Nou, mijn ervaring is anders. En niet één, maar verschillende keren. Bij het CWI staan van die borden met vacatures. Daarop werd een administratieve kracht gevraagd, dus ik vraag om de gegevens van dat bedrijf zodat ik kan solliciteren. ‘Nee mevrouw, dat is niet voor u’, kreeg ik te horen. ‘Ze willen alleen mensen onder de 35 jaar.’ Toen ik zei dat dat helemaal niet mocht, dat het leeftijdsdiscriminatie is, kreeg ik te horen: ‘Dat gaat u helemaal niets aan. Die bedrijven gaan ervan uit dat wij ze goede mensen sturen, de mensen waar zij om vragen, en anders krijgen we gewoon geen opdrachten meer van ze.’ Het CWI laat zich dus de wet voorschrijven door die bedrijven.
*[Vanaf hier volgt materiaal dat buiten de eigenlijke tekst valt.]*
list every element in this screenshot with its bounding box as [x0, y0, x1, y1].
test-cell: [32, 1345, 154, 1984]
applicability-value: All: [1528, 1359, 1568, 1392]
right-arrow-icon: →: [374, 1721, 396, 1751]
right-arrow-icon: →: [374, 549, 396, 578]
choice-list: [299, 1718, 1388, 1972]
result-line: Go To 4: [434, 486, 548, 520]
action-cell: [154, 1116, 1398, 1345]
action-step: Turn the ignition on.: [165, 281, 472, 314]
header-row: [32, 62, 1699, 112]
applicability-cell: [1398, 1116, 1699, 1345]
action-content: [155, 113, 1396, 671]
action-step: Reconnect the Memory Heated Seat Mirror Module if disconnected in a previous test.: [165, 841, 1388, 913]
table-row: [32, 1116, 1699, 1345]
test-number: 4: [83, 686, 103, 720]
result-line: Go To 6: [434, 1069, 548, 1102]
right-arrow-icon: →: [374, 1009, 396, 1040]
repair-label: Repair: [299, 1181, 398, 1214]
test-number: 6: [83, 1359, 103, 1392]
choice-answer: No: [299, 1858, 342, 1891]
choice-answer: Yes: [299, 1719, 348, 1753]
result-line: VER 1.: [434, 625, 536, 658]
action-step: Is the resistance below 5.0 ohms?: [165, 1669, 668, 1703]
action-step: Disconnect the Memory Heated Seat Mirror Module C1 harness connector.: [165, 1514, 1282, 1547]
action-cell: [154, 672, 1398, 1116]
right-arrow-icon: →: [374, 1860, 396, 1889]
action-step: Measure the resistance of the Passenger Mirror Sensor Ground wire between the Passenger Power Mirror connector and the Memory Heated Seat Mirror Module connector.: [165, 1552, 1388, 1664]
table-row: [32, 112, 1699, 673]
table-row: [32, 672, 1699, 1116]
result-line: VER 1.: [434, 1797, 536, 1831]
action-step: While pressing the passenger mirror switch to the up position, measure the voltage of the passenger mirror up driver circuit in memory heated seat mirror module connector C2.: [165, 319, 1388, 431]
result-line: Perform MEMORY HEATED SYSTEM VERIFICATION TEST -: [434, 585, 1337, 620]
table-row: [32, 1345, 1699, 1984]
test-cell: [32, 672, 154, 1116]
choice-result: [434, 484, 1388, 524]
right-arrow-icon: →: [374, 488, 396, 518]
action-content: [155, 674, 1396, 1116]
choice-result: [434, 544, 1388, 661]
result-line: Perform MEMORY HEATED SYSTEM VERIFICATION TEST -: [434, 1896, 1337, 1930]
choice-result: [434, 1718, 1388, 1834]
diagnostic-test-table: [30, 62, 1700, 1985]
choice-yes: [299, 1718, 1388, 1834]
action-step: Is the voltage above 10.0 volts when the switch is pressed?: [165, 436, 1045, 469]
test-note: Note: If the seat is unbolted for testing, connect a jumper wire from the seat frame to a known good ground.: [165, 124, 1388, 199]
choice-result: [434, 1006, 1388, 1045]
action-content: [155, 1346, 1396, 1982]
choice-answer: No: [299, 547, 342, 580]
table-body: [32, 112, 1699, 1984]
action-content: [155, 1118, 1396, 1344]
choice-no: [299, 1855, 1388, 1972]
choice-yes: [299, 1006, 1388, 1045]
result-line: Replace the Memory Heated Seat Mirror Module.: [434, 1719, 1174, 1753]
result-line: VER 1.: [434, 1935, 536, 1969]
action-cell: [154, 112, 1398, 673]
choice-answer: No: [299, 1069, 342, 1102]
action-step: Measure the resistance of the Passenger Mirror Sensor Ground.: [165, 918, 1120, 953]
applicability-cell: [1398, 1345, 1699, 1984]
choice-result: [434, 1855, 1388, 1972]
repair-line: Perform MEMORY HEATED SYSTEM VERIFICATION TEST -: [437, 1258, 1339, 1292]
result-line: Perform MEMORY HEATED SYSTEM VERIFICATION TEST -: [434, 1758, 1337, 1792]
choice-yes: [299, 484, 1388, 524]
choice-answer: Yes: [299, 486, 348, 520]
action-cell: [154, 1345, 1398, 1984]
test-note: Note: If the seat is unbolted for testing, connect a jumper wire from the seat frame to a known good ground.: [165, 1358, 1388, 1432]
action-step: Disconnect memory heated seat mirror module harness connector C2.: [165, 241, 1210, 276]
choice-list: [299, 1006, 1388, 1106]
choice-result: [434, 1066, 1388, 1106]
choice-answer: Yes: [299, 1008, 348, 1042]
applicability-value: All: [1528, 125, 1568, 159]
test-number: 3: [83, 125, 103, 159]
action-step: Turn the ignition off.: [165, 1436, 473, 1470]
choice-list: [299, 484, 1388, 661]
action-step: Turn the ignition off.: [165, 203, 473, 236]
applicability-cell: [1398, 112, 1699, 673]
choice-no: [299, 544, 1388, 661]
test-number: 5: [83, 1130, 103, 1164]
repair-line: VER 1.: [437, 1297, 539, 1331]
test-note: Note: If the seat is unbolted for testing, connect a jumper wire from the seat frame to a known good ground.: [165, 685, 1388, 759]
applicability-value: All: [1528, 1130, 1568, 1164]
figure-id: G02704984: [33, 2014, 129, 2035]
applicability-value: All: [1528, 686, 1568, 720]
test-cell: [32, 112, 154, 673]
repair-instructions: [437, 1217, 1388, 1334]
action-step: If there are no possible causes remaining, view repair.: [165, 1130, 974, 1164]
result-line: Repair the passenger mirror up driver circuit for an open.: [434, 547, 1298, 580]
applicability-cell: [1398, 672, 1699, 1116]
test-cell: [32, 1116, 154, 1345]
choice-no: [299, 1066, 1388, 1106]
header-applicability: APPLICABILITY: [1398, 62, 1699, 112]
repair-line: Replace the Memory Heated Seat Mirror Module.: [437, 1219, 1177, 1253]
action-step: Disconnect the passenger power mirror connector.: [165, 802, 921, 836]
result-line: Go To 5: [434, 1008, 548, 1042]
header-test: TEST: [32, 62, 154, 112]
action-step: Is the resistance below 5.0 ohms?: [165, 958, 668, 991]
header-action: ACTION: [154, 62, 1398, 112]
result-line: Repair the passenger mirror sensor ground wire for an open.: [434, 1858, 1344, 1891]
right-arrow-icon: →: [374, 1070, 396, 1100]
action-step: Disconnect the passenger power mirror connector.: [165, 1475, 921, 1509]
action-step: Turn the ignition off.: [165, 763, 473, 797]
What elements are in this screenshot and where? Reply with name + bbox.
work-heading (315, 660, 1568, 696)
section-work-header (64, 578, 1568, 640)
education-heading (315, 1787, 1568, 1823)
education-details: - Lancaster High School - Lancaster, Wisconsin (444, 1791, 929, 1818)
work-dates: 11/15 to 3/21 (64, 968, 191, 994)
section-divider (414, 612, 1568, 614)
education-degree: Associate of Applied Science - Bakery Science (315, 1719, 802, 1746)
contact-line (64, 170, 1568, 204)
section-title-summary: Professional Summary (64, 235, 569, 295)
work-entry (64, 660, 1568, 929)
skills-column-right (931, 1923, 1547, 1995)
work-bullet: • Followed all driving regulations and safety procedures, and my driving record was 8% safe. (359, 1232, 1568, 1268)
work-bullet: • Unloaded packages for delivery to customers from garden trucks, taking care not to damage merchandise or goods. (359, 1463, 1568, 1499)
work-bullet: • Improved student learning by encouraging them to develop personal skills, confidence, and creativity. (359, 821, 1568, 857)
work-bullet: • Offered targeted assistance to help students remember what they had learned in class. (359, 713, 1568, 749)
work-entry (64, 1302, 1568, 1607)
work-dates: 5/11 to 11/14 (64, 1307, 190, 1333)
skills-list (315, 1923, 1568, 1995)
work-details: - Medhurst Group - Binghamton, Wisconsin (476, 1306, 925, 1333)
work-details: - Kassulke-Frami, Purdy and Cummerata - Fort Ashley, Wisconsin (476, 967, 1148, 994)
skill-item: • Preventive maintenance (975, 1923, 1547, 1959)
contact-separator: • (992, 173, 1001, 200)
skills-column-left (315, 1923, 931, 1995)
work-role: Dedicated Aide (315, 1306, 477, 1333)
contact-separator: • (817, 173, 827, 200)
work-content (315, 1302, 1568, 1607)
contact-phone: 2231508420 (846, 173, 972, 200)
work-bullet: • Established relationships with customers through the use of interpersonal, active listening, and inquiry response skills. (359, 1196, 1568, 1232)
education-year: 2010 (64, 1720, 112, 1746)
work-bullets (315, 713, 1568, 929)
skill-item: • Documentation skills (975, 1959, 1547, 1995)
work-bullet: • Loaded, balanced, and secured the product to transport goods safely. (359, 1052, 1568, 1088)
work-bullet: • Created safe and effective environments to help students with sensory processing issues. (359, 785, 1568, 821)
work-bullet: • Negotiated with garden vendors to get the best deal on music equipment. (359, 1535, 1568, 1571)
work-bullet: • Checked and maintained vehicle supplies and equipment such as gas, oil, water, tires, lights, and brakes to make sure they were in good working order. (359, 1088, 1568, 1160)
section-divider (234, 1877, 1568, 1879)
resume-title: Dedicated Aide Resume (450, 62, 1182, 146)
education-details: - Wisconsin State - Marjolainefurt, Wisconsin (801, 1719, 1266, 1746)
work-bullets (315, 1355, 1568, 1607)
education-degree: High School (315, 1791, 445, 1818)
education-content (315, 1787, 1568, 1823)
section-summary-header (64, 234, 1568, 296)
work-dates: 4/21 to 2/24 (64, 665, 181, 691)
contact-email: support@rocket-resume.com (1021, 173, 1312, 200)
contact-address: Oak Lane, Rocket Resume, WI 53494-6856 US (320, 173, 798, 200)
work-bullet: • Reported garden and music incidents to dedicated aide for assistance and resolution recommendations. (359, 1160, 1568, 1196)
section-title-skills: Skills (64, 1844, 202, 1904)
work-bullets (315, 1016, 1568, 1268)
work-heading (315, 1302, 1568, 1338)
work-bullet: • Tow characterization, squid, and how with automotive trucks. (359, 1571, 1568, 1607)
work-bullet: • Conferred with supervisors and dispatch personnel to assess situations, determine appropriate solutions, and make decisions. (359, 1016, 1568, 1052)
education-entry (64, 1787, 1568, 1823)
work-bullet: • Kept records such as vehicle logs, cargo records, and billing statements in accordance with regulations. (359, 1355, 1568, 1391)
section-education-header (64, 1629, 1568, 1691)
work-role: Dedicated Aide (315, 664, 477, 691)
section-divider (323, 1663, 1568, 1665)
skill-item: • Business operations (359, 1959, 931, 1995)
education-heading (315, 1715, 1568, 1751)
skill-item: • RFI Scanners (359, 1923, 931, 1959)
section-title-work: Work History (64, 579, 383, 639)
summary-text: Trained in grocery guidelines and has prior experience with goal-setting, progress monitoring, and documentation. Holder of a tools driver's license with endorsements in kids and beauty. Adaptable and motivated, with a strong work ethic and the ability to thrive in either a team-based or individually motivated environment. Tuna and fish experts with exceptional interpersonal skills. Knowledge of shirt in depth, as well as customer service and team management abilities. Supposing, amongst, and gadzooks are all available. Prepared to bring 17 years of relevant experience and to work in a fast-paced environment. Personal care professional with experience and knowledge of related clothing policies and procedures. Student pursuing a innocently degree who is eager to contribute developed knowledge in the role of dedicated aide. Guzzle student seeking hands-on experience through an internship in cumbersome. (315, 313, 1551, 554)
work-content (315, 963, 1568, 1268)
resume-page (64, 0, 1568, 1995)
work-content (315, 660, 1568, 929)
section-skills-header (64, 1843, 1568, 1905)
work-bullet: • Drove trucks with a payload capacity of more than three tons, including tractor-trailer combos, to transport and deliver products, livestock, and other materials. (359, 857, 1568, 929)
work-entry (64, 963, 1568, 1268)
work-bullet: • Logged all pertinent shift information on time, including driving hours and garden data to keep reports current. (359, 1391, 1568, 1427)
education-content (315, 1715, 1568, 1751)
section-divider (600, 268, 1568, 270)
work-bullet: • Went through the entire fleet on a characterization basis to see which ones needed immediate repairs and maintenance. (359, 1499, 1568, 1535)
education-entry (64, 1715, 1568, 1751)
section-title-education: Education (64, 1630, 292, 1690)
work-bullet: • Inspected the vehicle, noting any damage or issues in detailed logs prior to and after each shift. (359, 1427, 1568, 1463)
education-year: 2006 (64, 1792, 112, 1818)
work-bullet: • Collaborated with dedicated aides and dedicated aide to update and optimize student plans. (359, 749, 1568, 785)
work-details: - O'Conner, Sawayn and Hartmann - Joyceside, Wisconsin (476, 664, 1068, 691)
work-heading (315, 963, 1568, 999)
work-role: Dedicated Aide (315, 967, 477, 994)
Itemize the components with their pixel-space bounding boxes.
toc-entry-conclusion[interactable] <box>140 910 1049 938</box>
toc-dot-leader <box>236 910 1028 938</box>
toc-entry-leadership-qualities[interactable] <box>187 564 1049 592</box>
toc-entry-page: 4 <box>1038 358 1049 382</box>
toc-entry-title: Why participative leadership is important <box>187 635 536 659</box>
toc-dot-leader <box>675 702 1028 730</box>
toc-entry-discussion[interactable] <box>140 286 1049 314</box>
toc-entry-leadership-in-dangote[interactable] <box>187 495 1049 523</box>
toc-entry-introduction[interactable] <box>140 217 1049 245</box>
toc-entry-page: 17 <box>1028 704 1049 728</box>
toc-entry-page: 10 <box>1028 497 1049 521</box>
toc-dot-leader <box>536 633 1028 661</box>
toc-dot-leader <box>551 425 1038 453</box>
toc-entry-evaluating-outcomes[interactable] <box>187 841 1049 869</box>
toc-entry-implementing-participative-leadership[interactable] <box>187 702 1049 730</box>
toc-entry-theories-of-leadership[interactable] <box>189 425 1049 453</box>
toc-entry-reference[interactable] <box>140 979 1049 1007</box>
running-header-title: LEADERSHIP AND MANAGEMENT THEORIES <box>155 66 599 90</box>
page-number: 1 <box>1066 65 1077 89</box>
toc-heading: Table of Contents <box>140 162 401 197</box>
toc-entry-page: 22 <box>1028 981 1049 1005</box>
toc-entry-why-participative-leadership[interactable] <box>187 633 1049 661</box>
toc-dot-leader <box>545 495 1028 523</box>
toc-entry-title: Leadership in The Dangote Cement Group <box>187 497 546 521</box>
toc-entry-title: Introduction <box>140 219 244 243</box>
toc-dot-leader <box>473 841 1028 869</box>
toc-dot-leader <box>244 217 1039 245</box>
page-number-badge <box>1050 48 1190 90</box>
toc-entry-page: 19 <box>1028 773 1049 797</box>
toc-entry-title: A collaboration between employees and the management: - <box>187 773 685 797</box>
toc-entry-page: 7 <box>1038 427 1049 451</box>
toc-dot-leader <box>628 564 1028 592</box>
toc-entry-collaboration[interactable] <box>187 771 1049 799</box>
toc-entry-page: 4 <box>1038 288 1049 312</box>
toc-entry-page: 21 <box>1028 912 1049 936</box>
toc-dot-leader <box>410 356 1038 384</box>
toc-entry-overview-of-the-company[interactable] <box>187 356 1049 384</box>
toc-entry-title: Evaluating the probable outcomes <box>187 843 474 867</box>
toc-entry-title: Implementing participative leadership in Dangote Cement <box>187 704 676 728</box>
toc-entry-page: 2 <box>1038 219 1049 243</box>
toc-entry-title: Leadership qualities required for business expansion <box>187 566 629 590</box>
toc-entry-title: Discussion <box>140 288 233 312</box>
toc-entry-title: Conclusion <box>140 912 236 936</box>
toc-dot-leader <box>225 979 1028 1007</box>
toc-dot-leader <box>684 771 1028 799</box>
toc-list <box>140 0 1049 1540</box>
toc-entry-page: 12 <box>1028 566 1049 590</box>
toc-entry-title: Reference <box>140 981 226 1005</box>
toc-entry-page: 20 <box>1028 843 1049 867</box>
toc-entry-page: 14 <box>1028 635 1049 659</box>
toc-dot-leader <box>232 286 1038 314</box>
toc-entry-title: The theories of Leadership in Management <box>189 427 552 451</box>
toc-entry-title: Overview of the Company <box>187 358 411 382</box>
En dat is me niet één keer gebeurd, maar diverse malen.

Ik kwam er ook achter dat er bij het CWI banen worden aangemeld die niet in de bakken komen, maar die gewoon naar bepaalde mensen worden doorgeschoven. Dat kan toch niet. Het CWI zou toch voor iedereen moeten werken, iedereen zou toch een gelijke kans moeten krijgen?

Ik heb wel zo’n reïntegratiecursus gehad, maar die is alleen gericht op het schrijven van sollicitatiebrieven, bellen voor een baan en dat soort zaken. Nou, dat kan ik wel. Het probleem is dat die banen er gewoon niet zijn. Ze nemen nu geen mensen op MBO-niveau meer aan, want ze kunnen ook mensen met een hoger opleidingsniveau krijgen. En ze nemen geen ouderen meer aan als ze jongeren kunnen krijgen. ‘U bent te oud’, werd er gewoon op het CWI tegen me gezegd.

De regering heeft het nu over werken tot je zevenenzestigste. Nou, ik weet niet of ik zo lang zou willen en kunnen werken, maar de komende tien, vijftien jaar zou ik graag nog werken. Maar ik kom nergens aan de slag. En kijk, ik ben een Nederlandse vrouw, als ik zo behandeld wordt, dan ben ik er zeker van dat iemand met een geel of een zwart gezicht bij het CWI ook wordt gediscrimineerd. Het zal heus niet tot ouderen beperkt zijn.”


Op hun verzoek zijn de namen van Francisca van Wissem en Trudy van der Made veranderd.